Loudoun’s School Board Special Election

Tiffany Polifko, Loudoun County School Board. Courtesy of her campaign.

by James C. Sherlock

The people of Loudoun County have spoken — just barely.

They elected Tiffany L. Polifko to the School Board.

Ms. Polifko is a conservative with 20 years experience as a public and private school special education teacher. She currently serves as a Board-Certified Behavior Analyst working with children on the autism spectrum.

She has two kids in Loudoun County Schools.

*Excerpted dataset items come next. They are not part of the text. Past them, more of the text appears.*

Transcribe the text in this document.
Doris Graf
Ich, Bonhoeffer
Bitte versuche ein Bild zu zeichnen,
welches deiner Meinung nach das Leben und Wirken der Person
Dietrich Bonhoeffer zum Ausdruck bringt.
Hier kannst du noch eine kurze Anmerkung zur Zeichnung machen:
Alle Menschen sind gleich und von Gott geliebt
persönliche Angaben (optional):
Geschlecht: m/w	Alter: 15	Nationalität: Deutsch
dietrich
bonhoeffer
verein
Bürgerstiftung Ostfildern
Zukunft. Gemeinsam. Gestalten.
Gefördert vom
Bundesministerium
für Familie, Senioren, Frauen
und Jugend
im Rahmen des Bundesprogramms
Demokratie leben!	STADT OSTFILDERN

She stood for election to ensure a quality education for her children and the rest of the children of Loudoun County.

She won by 98 votes with nearly 20.000 cast.

The second place finisher was, according to the Loudoun Times,

(Nicholas) Gothard, a 22-year-old program manager for a nonprofit civic engagement group.

I, like most readers, have seen those words in the dictionary but never before in the same sentence.

Nicholas, informed by his extensive life experience, is very woke and very engaged politically. He was endorsed by Blue Virginia as a:

(h)uman rights advocate and community organizer … (who) hopes to bring a fresh perspective and new focus to the Loudoun County School Board.

He would have brought a “fresh perspective.” To the Loudoun County School Board. Dazzling possibilities there.

And he just missed.

You will be impressed to know that Nicholas is a former community organizer.

Again from Blue Virginia:

(he) has worked across coalitions to drive consensus on Loudoun’s most critical issues.

He had the endorsements of all of the local Democratic office holders. But apparently did not “drive” quite enough “consensus” to win the election.

Nicholas reportedly refused to debate Ms. Polifko about schools — or to show up at any public forum even by himself to discuss issues. We have seen that strategy somewhere. It will come to me.

But probably a good call. And the reason the results were close. Nancy Pelosi’s glass of water analogy comes to mind, and hiding nearly worked.

But he is undoubtedly a man to watch.

Andrew Hoyler, who was appointed to replace an incumbent who passed away, came in third.